Parcellation & Nuisance Regression: For timeseries extraction, nuisance regression, and spatial dimensionality reduction using a parcellation, Nilearn’s NiftiLabelsMasker function is used. If requested, dummy scans are removed from the NIfTI images and confound dataset prior to timeseries extraction. For volumes exceeding a specified framewise displacement (FD) threshold, if the “use_sample_mask” key in the fd_threshold dictionary is set to True, then a boolean sample mask is generated (where False indicates the high motion volumes) and passed to the sample_mask parameter in Nilearn’s NiftiLabelsMasker. If, “use_sample_mask” key is False or not specified in the fd_threshold dictionary, then censoring is done after nuisance regression, which is the default behavior.

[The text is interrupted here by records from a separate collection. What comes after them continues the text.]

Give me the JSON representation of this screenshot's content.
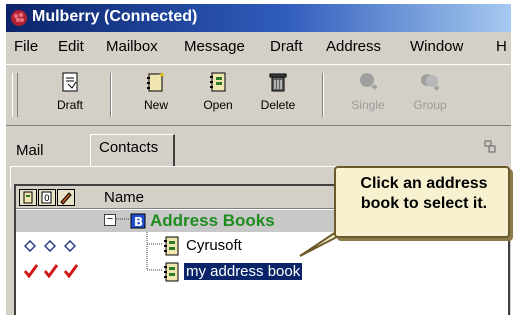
{
  "window": {
    "title": "Mulberry (Connected)"
  },
  "menu": [
    "File",
    "Edit",
    "Mailbox",
    "Message",
    "Draft",
    "Address",
    "Window",
    "H"
  ],
  "toolbar": {
    "draft": "Draft",
    "new": "New",
    "open": "Open",
    "delete": "Delete",
    "single": "Single",
    "group": "Group"
  },
  "tabs": {
    "mail": "Mail",
    "contacts": "Contacts"
  },
  "list": {
    "column_name": "Name",
    "group_label": "Address Books",
    "items": [
      "Cyrusoft",
      "my address book"
    ]
  },
  "callout": {
    "text": "Click an address book to select it."
  },
  "colors": {
    "title_bar": "#0a246a",
    "group_text": "#1e8c1e",
    "selection": "#0a246a",
    "callout_bg": "#f7f1cf"
  }
}
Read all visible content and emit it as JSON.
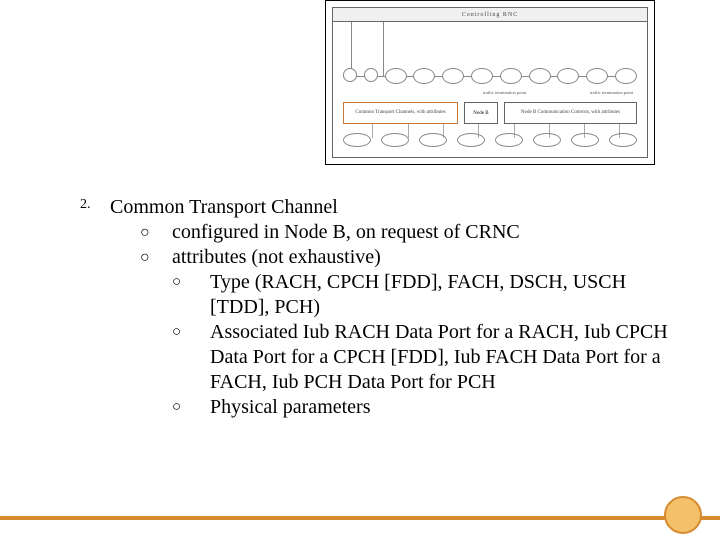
{
  "diagram": {
    "header": "Controlling RNC",
    "common_box": "Common Transport Channels, with attributes",
    "nodeb": "Node B",
    "commctx": "Node B Communication Contexts, with attributes",
    "term_left": "traffic termination point",
    "term_right": "traffic termination point",
    "top_ellipses": [
      "",
      "",
      "",
      "",
      "",
      "",
      "",
      "",
      "",
      "",
      ""
    ],
    "bot_ellipses": [
      "",
      "",
      "",
      "",
      "",
      "",
      "",
      ""
    ]
  },
  "item_number": "2.",
  "title": "Common Transport Channel",
  "sub": [
    "configured in Node B, on request of CRNC",
    "attributes (not exhaustive)"
  ],
  "subsub": [
    "Type (RACH, CPCH [FDD], FACH, DSCH, USCH [TDD], PCH)",
    "Associated Iub RACH Data Port for a RACH, Iub CPCH Data Port for a CPCH [FDD], Iub FACH Data Port for a FACH, Iub PCH Data Port for PCH",
    "Physical parameters"
  ],
  "bullet_glyph": "○"
}
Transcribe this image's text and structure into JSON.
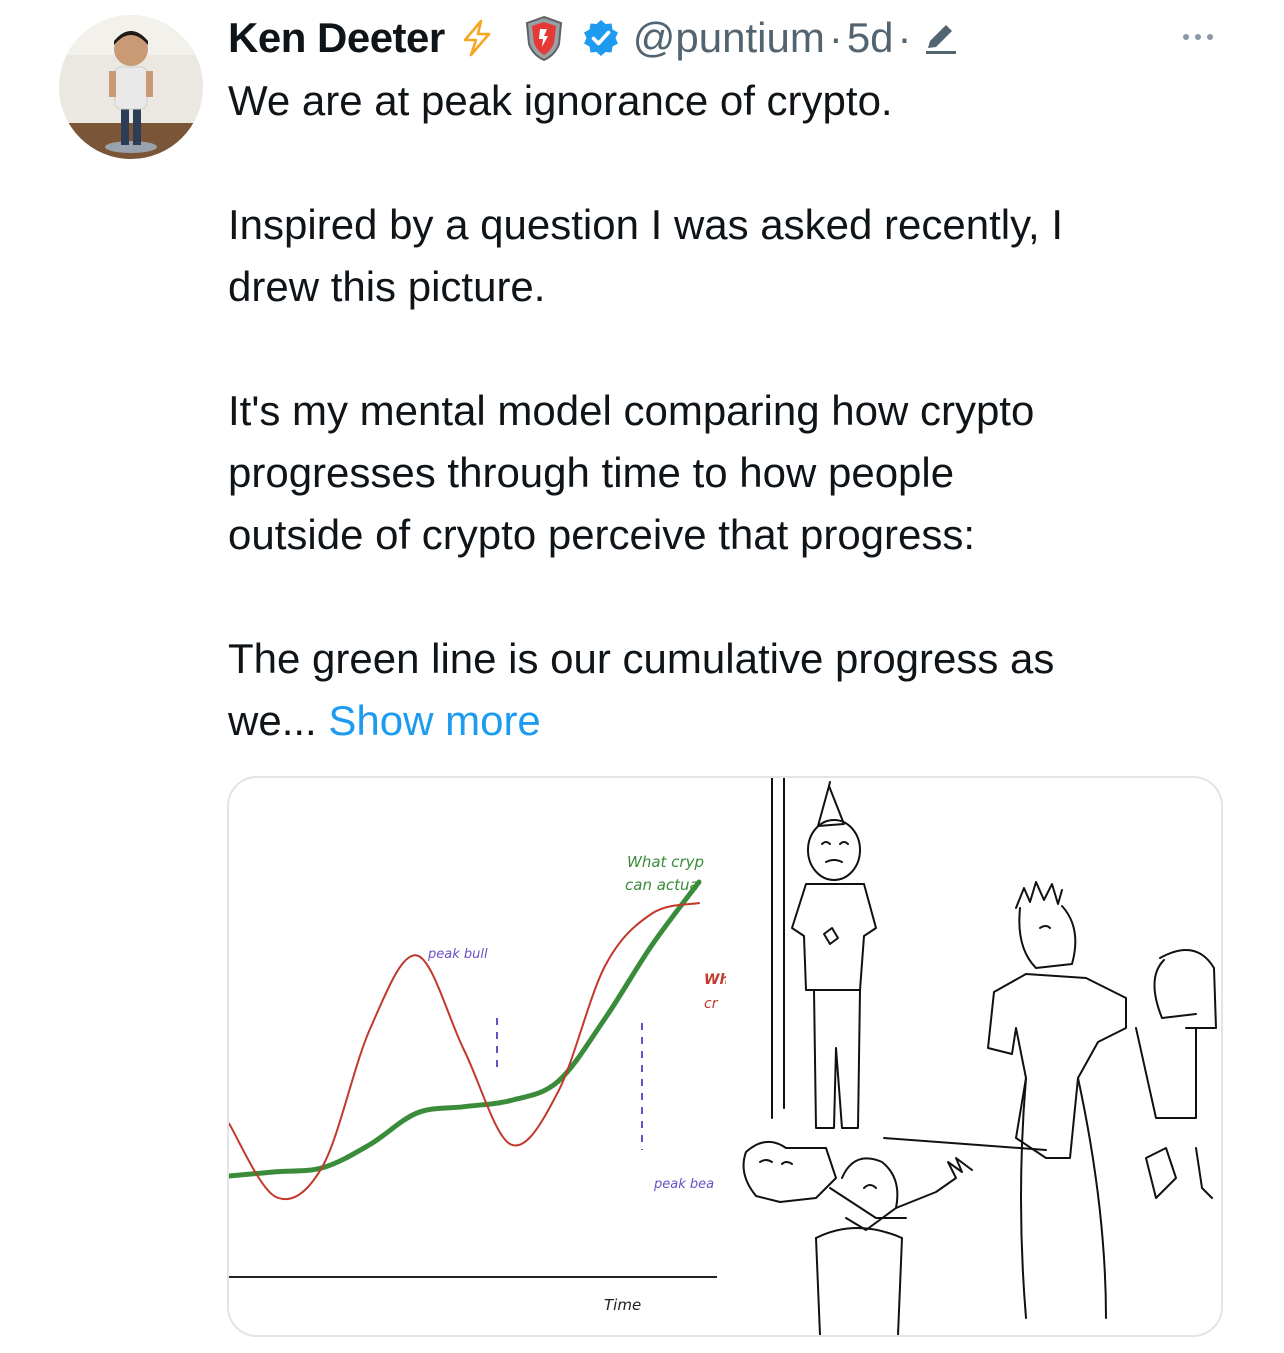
{
  "tweet": {
    "author_name": "Ken Deeter",
    "handle": "@puntium",
    "separator": "·",
    "timestamp": "5d",
    "lines": [
      "We are at peak ignorance of crypto.",
      "Inspired by a question I was asked recently, I",
      "drew this picture.",
      "It's my mental model comparing how crypto",
      "progresses through time to how people",
      "outside of crypto perceive that progress:",
      "The green line is our cumulative progress as",
      "we..."
    ],
    "show_more_label": "Show more",
    "icons": [
      "avatar",
      "lightning-icon",
      "shield-badge-icon",
      "verified-badge-icon",
      "edit-pencil-icon",
      "more-options-icon"
    ],
    "colors": {
      "link": "#1d9bf0",
      "muted": "#536471",
      "verified": "#1d9bf0",
      "lightning": "#f5a623"
    }
  },
  "media": {
    "chart": {
      "labels": {
        "what_crypto_top": "What cryp",
        "what_crypto_bottom": "can actua",
        "red_label_top": "Wh",
        "red_label_bottom": "cr",
        "peak_bull": "peak bull",
        "peak_bear": "peak bea",
        "x_axis": "Time"
      }
    },
    "meme": {
      "description_icon": "party-wojak-drawing"
    }
  },
  "chart_data": {
    "type": "line",
    "title": "",
    "xlabel": "Time",
    "ylabel": "",
    "x": [
      0,
      1,
      2,
      3,
      4,
      5,
      6,
      7,
      8,
      9,
      10
    ],
    "series": [
      {
        "values": [
          2.0,
          2.2,
          2.4,
          3.5,
          5.0,
          5.3,
          5.6,
          6.5,
          9.5,
          13.0,
          16.0
        ],
        "color": "#3a8c3a"
      },
      {
        "values": [
          4.5,
          1.0,
          2.5,
          9.0,
          12.5,
          8.0,
          3.5,
          6.0,
          12.0,
          14.5,
          15.0
        ],
        "color": "#c0392b"
      }
    ],
    "annotations": [
      "What cryp",
      "can actua",
      "peak bull",
      "peak bea",
      "Wh",
      "cr"
    ],
    "grid": false
  }
}
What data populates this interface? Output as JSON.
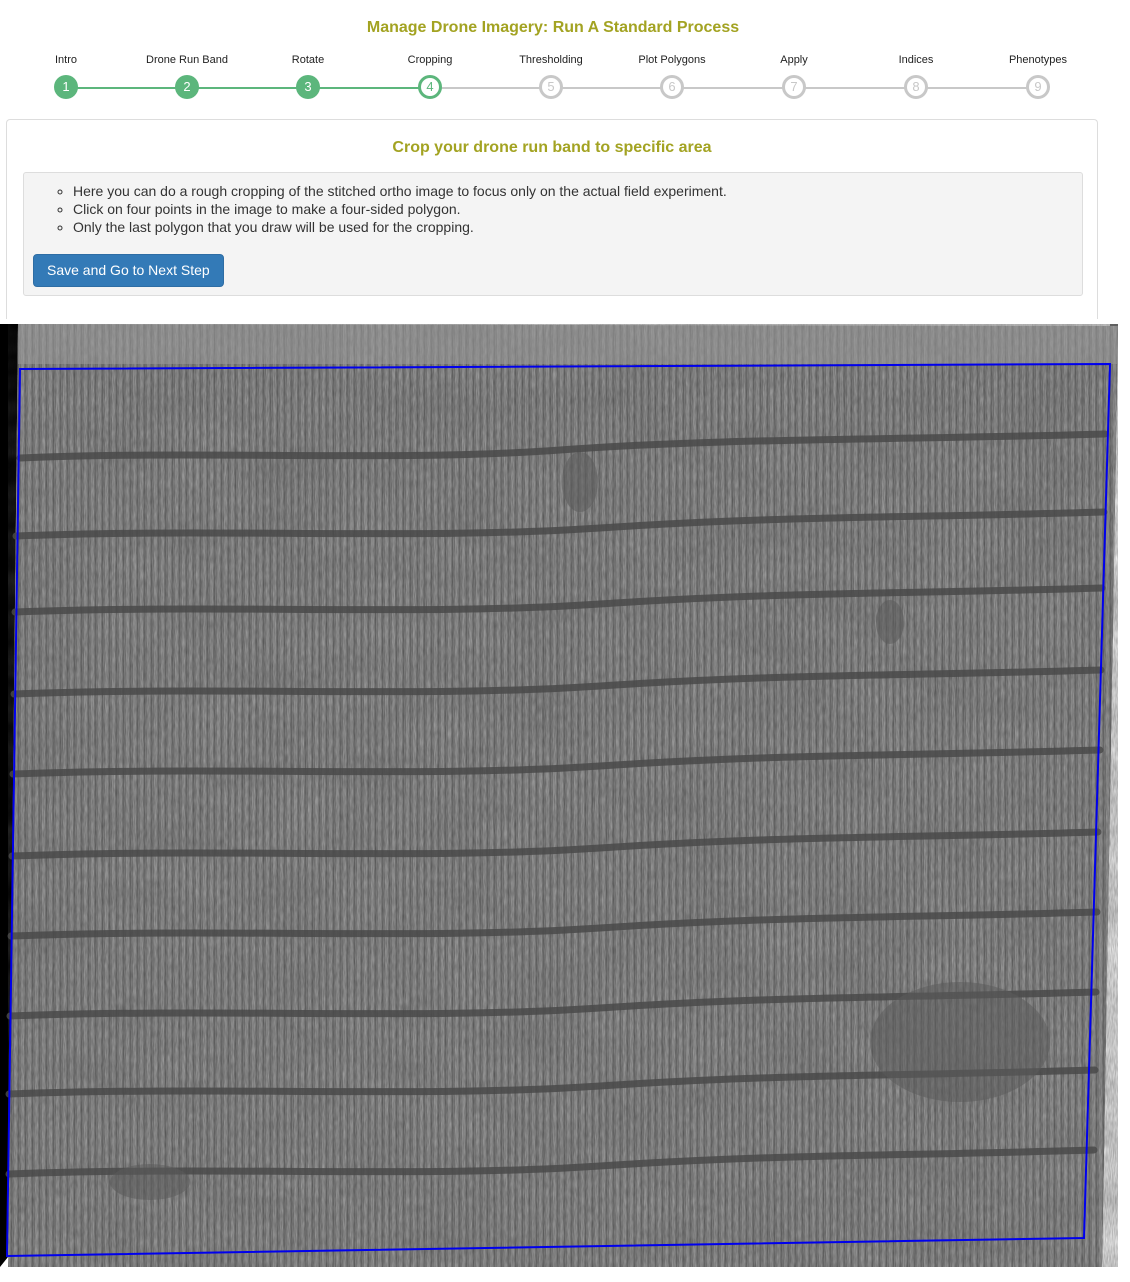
{
  "page": {
    "title": "Manage Drone Imagery: Run A Standard Process"
  },
  "stepper": {
    "current_step": 4,
    "steps": [
      {
        "label": "Intro",
        "number": "1",
        "state": "done"
      },
      {
        "label": "Drone Run Band",
        "number": "2",
        "state": "done"
      },
      {
        "label": "Rotate",
        "number": "3",
        "state": "done"
      },
      {
        "label": "Cropping",
        "number": "4",
        "state": "current"
      },
      {
        "label": "Thresholding",
        "number": "5",
        "state": "todo"
      },
      {
        "label": "Plot Polygons",
        "number": "6",
        "state": "todo"
      },
      {
        "label": "Apply",
        "number": "7",
        "state": "todo"
      },
      {
        "label": "Indices",
        "number": "8",
        "state": "todo"
      },
      {
        "label": "Phenotypes",
        "number": "9",
        "state": "todo"
      }
    ]
  },
  "crop_panel": {
    "title": "Crop your drone run band to specific area",
    "instructions": [
      "Here you can do a rough cropping of the stitched ortho image to focus only on the actual field experiment.",
      "Click on four points in the image to make a four-sided polygon.",
      "Only the last polygon that you draw will be used for the cropping."
    ],
    "save_button_label": "Save and Go to Next Step"
  },
  "image": {
    "description_icon": "drone-orthophoto-image",
    "polygon_color": "#0000ee"
  },
  "colors": {
    "title_accent": "#a3a322",
    "step_done": "#5cb67c",
    "step_todo": "#c8c8c8",
    "button_primary": "#337ab7"
  }
}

Extraction of Task Conditions: The formula used for computing the scan indices corresponding to the corresponding to a specific condition:

adjusted_onset = onset - slice_time_ref * tr
adjusted_onset = adjusted_onset if adjusted_onset >= 0 else 0
start_scan = int(adjusted_onset / tr) + condition_tr_shift
end_scan = math.ceil((adjusted_onset + duration) / tr) + condition_tr_shift
scans.extend(list(range(onset_scan, end_scan)))
scans = sorted(list(set(scans)))

When partial scans are computed, int is used to round down for the beginning scan index and math.ceil is used to round up for the ending scan index. Negative scan indices are set to 0 to avoid unintentional negative indexing. For simplicity, note that when slice_time_ref and condition_tr_shift are 0, the formula simplifies to:

start_scan = int(onset / tr)
end_scan = math.ceil((onset + duration) / tr)
scans.extend(list(range(onset_scan, end_scan)))
scans = sorted(list(set(scans)))

Filtering a specific condition from the timeseries is done after nuisance regression and the indices are used to extract the TRs corresponding to the condition from the timeseries. Additionally, if the “use_sample_mask” key in the fd_threshold dictionary is set to True, then the truncated 2D timeseries is temporarily padded to ensure the correct rows corresponding to the condition are obtained.